One can also say that about government military force and police forces and flat roads, that because they are desirable does not mean that governments ought to provide them.
Military forces, police forces, judicial systems, correctional systems, flat roads, and air-traffic-control systems are all money-losers that are nevertheless funded by governments, with all political parties and factions supporting their financing except for anarchists and hard-line libertarians. One can dispense with military and police forces by becoming a vigilante or hiring guards, but nobody seems to want to do that. One might even argue that if soldiers' and cops' services have value, then people will hire them as guards, and that we don't need governments to run military and police forces.

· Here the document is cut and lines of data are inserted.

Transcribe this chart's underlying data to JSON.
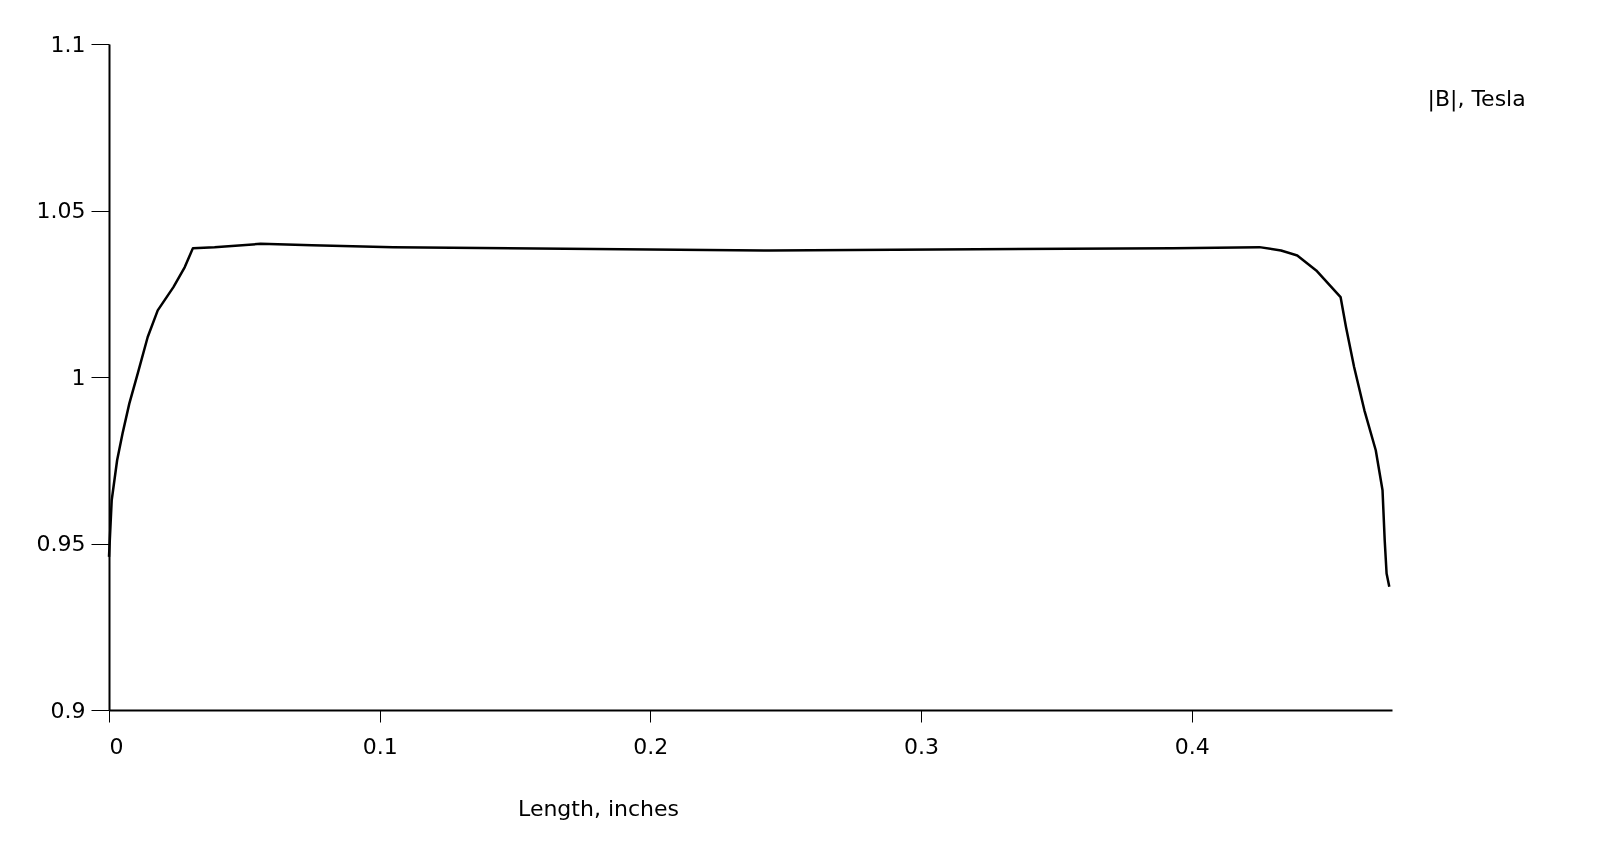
{
  "chart_data": {
    "type": "line",
    "xlabel": "Length, inches",
    "ylabel": "|B|, Tesla",
    "xlim": [
      0,
      0.474
    ],
    "ylim": [
      0.9,
      1.1
    ],
    "xticks": [
      0,
      0.1,
      0.2,
      0.3,
      0.4
    ],
    "yticks": [
      0.9,
      0.95,
      1,
      1.05,
      1.1
    ],
    "grid": false,
    "legend": false,
    "series": [
      {
        "color": "#000000",
        "x": [
          0,
          0.001,
          0.003,
          0.005,
          0.0075,
          0.0106,
          0.0143,
          0.018,
          0.0238,
          0.028,
          0.031,
          0.039,
          0.056,
          0.075,
          0.105,
          0.244,
          0.393,
          0.425,
          0.433,
          0.439,
          0.446,
          0.455,
          0.457,
          0.46,
          0.4638,
          0.468,
          0.4705,
          0.4713,
          0.472,
          0.473
        ],
        "values": [
          0.946,
          0.963,
          0.975,
          0.983,
          0.992,
          1.001,
          1.012,
          1.02,
          1.027,
          1.033,
          1.0387,
          1.039,
          1.04,
          1.0396,
          1.039,
          1.038,
          1.0387,
          1.039,
          1.038,
          1.0365,
          1.032,
          1.024,
          1.015,
          1.003,
          0.99,
          0.978,
          0.966,
          0.951,
          0.941,
          0.937
        ]
      }
    ]
  }
}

So one ought to ask what value something provides if it is not a moneymaker. The value that these items provide is considered a good justification. There is also the problem of enforcing paid access for roads. Does anyone want a toll booth on every block? Technology may provide a solution in the form of a transponder that one would put on one's vehicle, something like a RFID chip, but that has problems of its own.
For intercity passenger trains, one can justify them the way that one justifies urban-transit systems, that they are cheaper than building lots of roads and airports. Maybe not airports for urban systems, but certainly for intercity ones. On the subject of airports, I must ask which ones have been built by the airlines that serve them.
That argument can work for short-distance corridor trains like the Northeast Corridor ones, but not for long-distance trains.
For those, one can use the case of national monuments and national parks, and also state and city ones. That would work for trains that go by scenic areas, but that does not work for many long-distance trains.
The final argument seems to be the pork-barrel value of long-distance trains. Pork-barrel value is what caused the Interstate highways to be built inside cities, instead of being exclusively intercity. Pork barrel is a side effect of a region-based political system, where most national politicians serve single states or single districts in states.
Pork-barrel value has kept going Amtrak's rather sparse system of long-distance trains. These trains currently go to 46 of the 48 contiguous states.
Although I am hopelessly statist by libertarian standards, I don't see much reason in keeping long-distance trains going, at least more than the current token level of them. I prefer development of short-distance corridor trains, though some populated strip like the Atlantic coast can enable their combination to grow to long-distance length.